Öte yandan bu karşılıklı etkileşim, Irene’in düşündüğü kadar doğal ve besleyici değildir. Clare geçen zaman içerisinde Irene’i bir kenara itmek pahasına onun yaşamında ele geçirdiği etki alanında daha da güçlü parıldamaya başlar. Gittikçe kabuğuna çekilen Irene için özellikle eşi Brian ile Clare arasındaki içten etkileşimi izlemek aydınlatıcı olur. Clare, bir zamanlar “passing” olmayı tercih etmiş olabilir ancak herkes şu ya da bu şey için “passing” değil midir? Irene de zaman zaman “passing” olmayı aklından geçirmiş ancak her zaman var olduğu çerçeveyi korumayı tercih etmiştir. Onun süper-egosu, özenle takındığı duygusuzluk zırhının ötesinde gerçek bir derinliğe sahiptir: olumsuz her şeyi, özellikle de öfkeyi muhafaza edebilmenin bir yolunu o ana dek daima bulmuştur. Peki söz konusu Clare olduğunda yaşadığı katlanılmaz öfkeyi çevreleyecek bir kaynağı niçin bir türlü bulamaz? Irene, aslında özgür ve güvende olanın, öznel olasılıklarının peşinde bitmeyen bir heyecanla koşan Clare olduğunu anlamakta gecikmiş olsa da ona bizzat kendi elleriyle araladığı kapıyı sonsuza kadar kapatacak olan kazaya dek bunun kendisinde uyandırdığı öfkeyle yüzleşemez.Yönetmen Rebecca Hall, Passing’i, kendi ailesinden yola çıkarak kişisel geçmişiyle harmanladığı bakış açısından izleyiciye sunmaktadır. Hall’un annesinin ve büyükbabasının “passing” deneyimlerini, kitabı uyarladığı süreçte daha ayrıntılı olarak keşfettiği ve bu sayede aile geçmişinin izleri üzerinden kendini gerçekleştirdiği filmde, halen güncelliğini koruyan ten rengi, ırk, etnik köken gibi ayrımlara bireysel bir noktadan bakmaktadır. Bu açıdan ele alındığında yönetmenin toplumsal kimlik ve onun ideallerine yönelik eleştirisi, öznel deneyimlerin ışığında bir geçmişe dönüş üzerinden yorumlanmaktadır.
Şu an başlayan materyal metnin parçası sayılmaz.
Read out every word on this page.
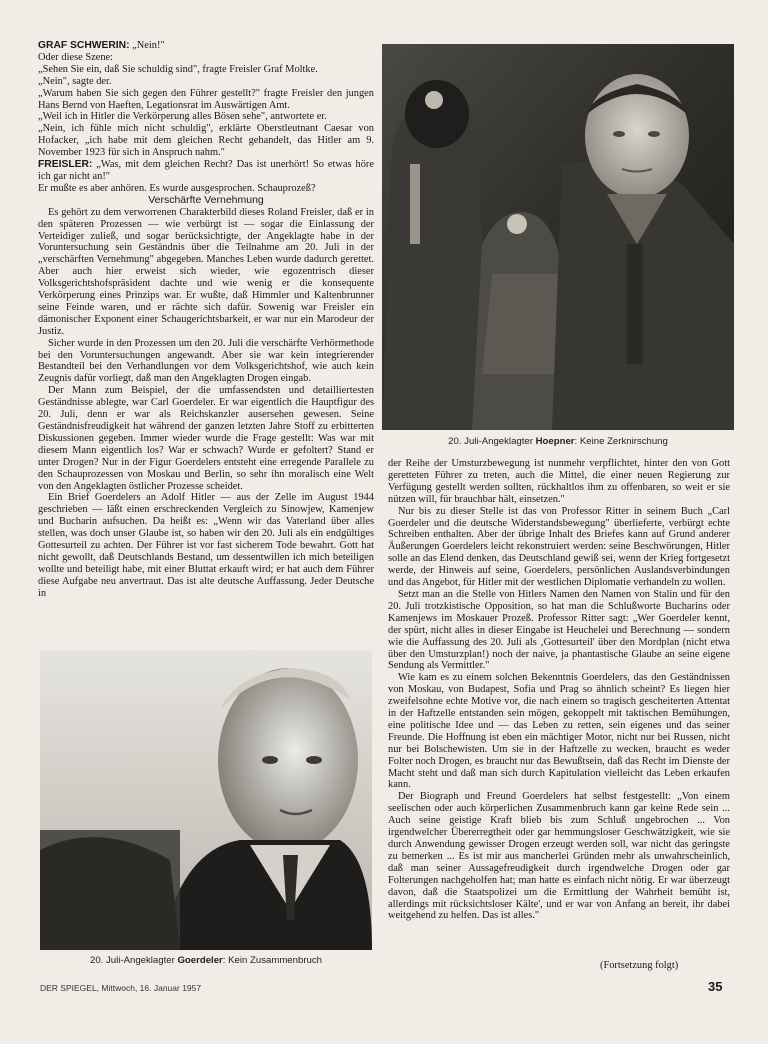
GRAF SCHWERIN: „Nein!"

Oder diese Szene:

„Sehen Sie ein, daß Sie schuldig sind", fragte Freisler Graf Moltke.

„Nein", sagte der.

„Warum haben Sie sich gegen den Führer gestellt?" fragte Freisler den jungen Hans Bernd von Haeften, Legationsrat im Auswärtigen Amt.

„Weil ich in Hitler die Verkörperung alles Bösen sehe", antwortete er.

„Nein, ich fühle mich nicht schuldig", erklärte Oberstleutnant Caesar von Hofacker, „ich habe mit dem gleichen Recht gehandelt, das Hitler am 9. November 1923 für sich in Anspruch nahm."

FREISLER: „Was, mit dem gleichen Recht? Das ist unerhört! So etwas höre ich gar nicht an!"

Er mußte es aber anhören. Es wurde ausgesprochen. Schauprozeß?

Verschärfte Vernehmung

Es gehört zu dem verworrenen Charakterbild dieses Roland Freisler, daß er in den späteren Prozessen — wie verbürgt ist — sogar die Einlassung der Verteidiger zuließ, und sogar berücksichtigte, der Angeklagte habe in der Voruntersuchung sein Geständnis über die Teilnahme am 20. Juli in der „verschärften Vernehmung" abgegeben. Manches Leben wurde dadurch gerettet. Aber auch hier erweist sich wieder, wie egozentrisch dieser Volksgerichtshofspräsident dachte und wie wenig er die konsequente Verkörperung eines Prinzips war. Er wußte, daß Himmler und Kaltenbrunner seine Feinde waren, und er rächte sich dafür. Sowenig war Freisler ein dämonischer Exponent einer Schaugerichtsbarkeit, er war nur ein Marodeur der Justiz.

Sicher wurde in den Prozessen um den 20. Juli die verschärfte Verhörmethode bei den Voruntersuchungen angewandt. Aber sie war kein integrierender Bestandteil bei den Verhandlungen vor dem Volksgerichtshof, wie auch kein Zeugnis dafür vorliegt, daß man den Angeklagten Drogen eingab.

Der Mann zum Beispiel, der die umfassendsten und detailliertesten Geständnisse ablegte, war Carl Goerdeler. Er war eigentlich die Hauptfigur des 20. Juli, denn er war als Reichskanzler ausersehen gewesen. Seine Geständnisfreudigkeit hat während der ganzen letzten Jahre Stoff zu erbitterten Diskussionen gegeben. Immer wieder wurde die Frage gestellt: Was war mit diesem Mann eigentlich los? War er schwach? Wurde er gefoltert? Stand er unter Drogen? Nur in der Figur Goerdelers entsteht eine erregende Parallele zu den Schauprozessen von Moskau und Berlin, so sehr ihn moralisch eine Welt von den Angeklagten östlicher Prozesse scheidet.

Ein Brief Goerdelers an Adolf Hitler — aus der Zelle im August 1944 geschrieben — läßt einen erschreckenden Vergleich zu Sinowjew, Kamenjew und Bucharin aufsuchen. Da heißt es: „Wenn wir das Vaterland über alles stellen, was doch unser Glaube ist, so haben wir den 20. Juli als ein endgültiges Gottesurteil zu achten. Der Führer ist vor fast sicherem Tode bewahrt. Gott hat nicht gewollt, daß Deutschlands Bestand, um dessentwillen ich mich beteiligen wollte und beteiligt habe, mit einer Bluttat erkauft wird; er hat auch dem Führer diese Aufgabe neu anvertraut. Das ist alte deutsche Auffassung. Jeder Deutsche in

20. Juli-Angeklagter Hoepner: Keine Zerknirschung
20. Juli-Angeklagter Goerdeler: Kein Zusammenbruch

der Reihe der Umsturzbewegung ist nunmehr verpflichtet, hinter den von Gott geretteten Führer zu treten, auch die Mittel, die einer neuen Regierung zur Verfügung gestellt werden sollten, rückhaltlos ihm zu offenbaren, so weit er sie nützen will, für brauchbar hält, einsetzen."

Nur bis zu dieser Stelle ist das von Professor Ritter in seinem Buch „Carl Goerdeler und die deutsche Widerstandsbewegung" überlieferte, verbürgt echte Schreiben enthalten. Aber der übrige Inhalt des Briefes kann auf Grund anderer Äußerungen Goerdelers leicht rekonstruiert werden: seine Beschwörungen, Hitler solle an das Elend denken, das Deutschland gewiß sei, wenn der Krieg fortgesetzt werde, der Hinweis auf seine, Goerdelers, persönlichen Auslandsverbindungen und das Angebot, für Hitler mit der westlichen Diplomatie verhandeln zu wollen.

Setzt man an die Stelle von Hitlers Namen den Namen von Stalin und für den 20. Juli trotzkistische Opposition, so hat man die Schlußworte Bucharins oder Kamenjews im Moskauer Prozeß. Professor Ritter sagt: „Wer Goerdeler kennt, der spürt, nicht alles in dieser Eingabe ist Heuchelei und Berechnung — sondern wie die Auffassung des 20. Juli als ‚Gottesurteil' über den Mordplan (nicht etwa über den Umsturzplan!) noch der naive, ja phantastische Glaube an seine eigene Sendung als Vermittler."

Wie kam es zu einem solchen Bekenntnis Goerdelers, das den Geständnissen von Moskau, von Budapest, Sofia und Prag so ähnlich scheint? Es liegen hier zweifelsohne echte Motive vor, die nach einem so tragisch gescheiterten Attentat in der Haftzelle entstanden sein mögen, gekoppelt mit taktischen Bemühungen, eine politische Idee und — das Leben zu retten, sein eigenes und das seiner Freunde. Die Hoffnung ist eben ein mächtiger Motor, nicht nur bei Russen, nicht nur bei Bolschewisten. Um sie in der Haftzelle zu wecken, braucht es weder Folter noch Drogen, es braucht nur das Bewußtsein, daß das Recht im Dienste der Macht steht und daß man sich durch Kapitulation vielleicht das Leben erkaufen kann.

Der Biograph und Freund Goerdelers hat selbst festgestellt: „Von einem seelischen oder auch körperlichen Zusammenbruch kann gar keine Rede sein ... Auch seine geistige Kraft blieb bis zum Schluß ungebrochen ... Von irgendwelcher Übererregtheit oder gar hemmungsloser Geschwätzigkeit, wie sie durch Anwendung gewisser Drogen erzeugt werden soll, war nicht das geringste zu bemerken ... Es ist mir aus mancherlei Gründen mehr als unwahrscheinlich, daß man seiner Aussagefreudigkeit durch irgendwelche Drogen oder gar Folterungen nachgeholfen hat; man hatte es einfach nicht nötig. Er war überzeugt davon, daß die Staatspolizei um die Ermittlung der Wahrheit bemüht ist, allerdings mit rücksichtsloser Kälte', und er war von Anfang an bereit, ihr dabei weitgehend zu helfen. Das ist alles."

(Fortsetzung folgt)
DER SPIEGEL, Mittwoch, 16. Januar 1957	35
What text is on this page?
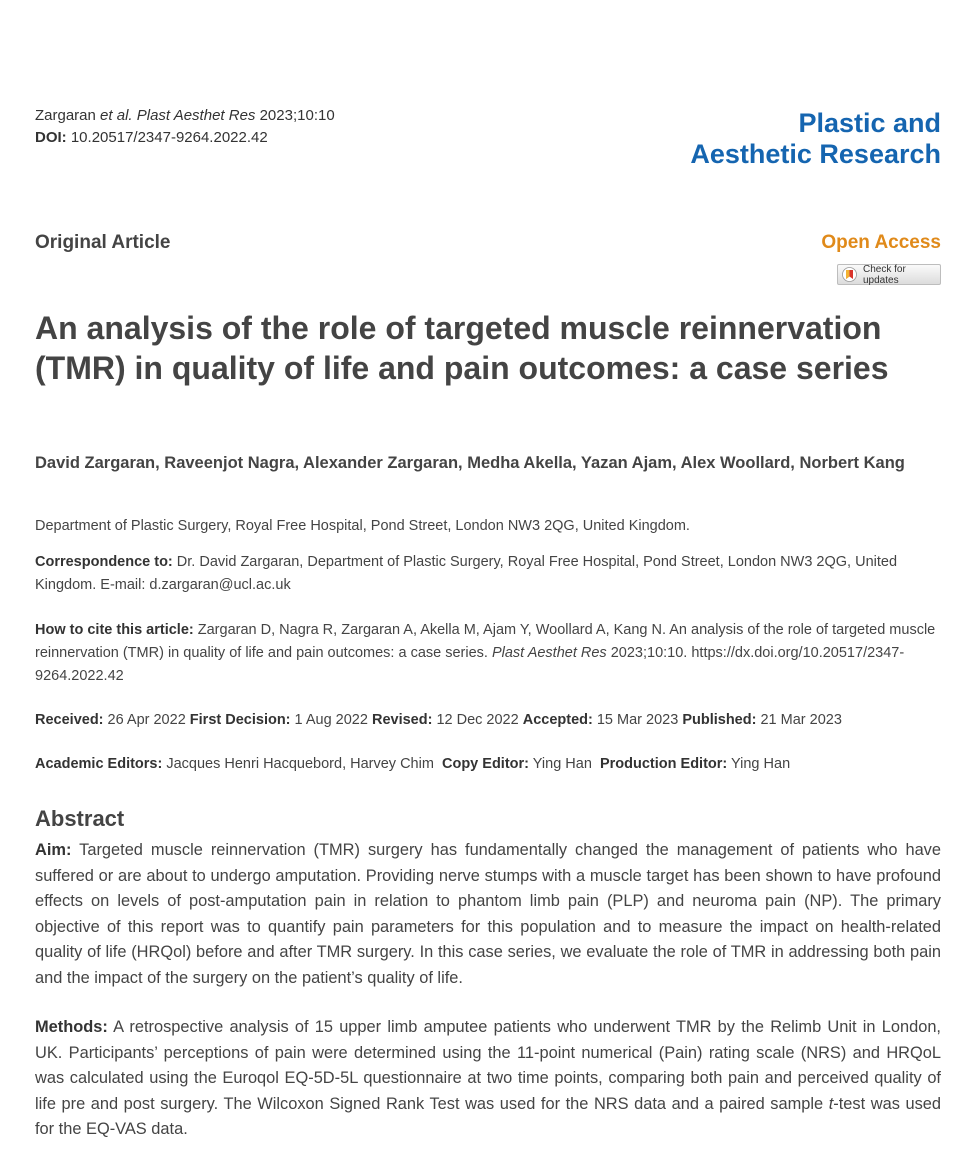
Zargaran et al. Plast Aesthet Res 2023;10:10
DOI: 10.20517/2347-9264.2022.42	Plastic and
Aesthetic Research
Original Article	Open Access
Check for updates
An analysis of the role of targeted muscle reinnervation (TMR) in quality of life and pain outcomes: a case series
David Zargaran, Raveenjot Nagra, Alexander Zargaran, Medha Akella, Yazan Ajam, Alex Woollard, Norbert Kang
Department of Plastic Surgery, Royal Free Hospital, Pond Street, London NW3 2QG, United Kingdom.
Correspondence to: Dr. David Zargaran, Department of Plastic Surgery, Royal Free Hospital, Pond Street, London NW3 2QG, United Kingdom. E-mail: d.zargaran@ucl.ac.uk
How to cite this article: Zargaran D, Nagra R, Zargaran A, Akella M, Ajam Y, Woollard A, Kang N. An analysis of the role of targeted muscle reinnervation (TMR) in quality of life and pain outcomes: a case series. Plast Aesthet Res 2023;10:10. https://dx.doi.org/10.20517/2347-9264.2022.42
Received: 26 Apr 2022 First Decision: 1 Aug 2022 Revised: 12 Dec 2022 Accepted: 15 Mar 2023 Published: 21 Mar 2023
Academic Editors: Jacques Henri Hacquebord, Harvey Chim Copy Editor: Ying Han Production Editor: Ying Han
Abstract

Aim: Targeted muscle reinnervation (TMR) surgery has fundamentally changed the management of patients who have suffered or are about to undergo amputation. Providing nerve stumps with a muscle target has been shown to have profound effects on levels of post-amputation pain in relation to phantom limb pain (PLP) and neuroma pain (NP). The primary objective of this report was to quantify pain parameters for this population and to measure the impact on health-related quality of life (HRQol) before and after TMR surgery. In this case series, we evaluate the role of TMR in addressing both pain and the impact of the surgery on the patient’s quality of life.

Methods: A retrospective analysis of 15 upper limb amputee patients who underwent TMR by the Relimb Unit in London, UK. Participants’ perceptions of pain were determined using the 11-point numerical (Pain) rating scale (NRS) and HRQoL was calculated using the Euroqol EQ-5D-5L questionnaire at two time points, comparing both pain and perceived quality of life pre and post surgery. The Wilcoxon Signed Rank Test was used for the NRS data and a paired sample t-test was used for the EQ-VAS data.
Siyah-beyaz çekim tekniğinin uygulandığı filmde sinematografi etkin bir karaktere bürünür ve tüm sahnelerde etkileyiciliğini ortaya koyar. Öyle ki siyah beyaza, beyaz siyaha karışırken grinin tekdüze görünümlü çeşitliliği üzerinden “herkesin şu veya bu sebeple bir şeyler için passing olduğu”, üzerine düşünmeye değer bir vurgu olarak zihinlere yerleşecektir.
*Passing: Bireyin ait olduğu kimlik grubu/kategorisi dışında bir gruba üyeymiş gibi görünme yetisini ifade eden bir sosyoloji terimidir. Filmde ve metinde kavram ırk kimliği bağlamında kullanılmaktadır.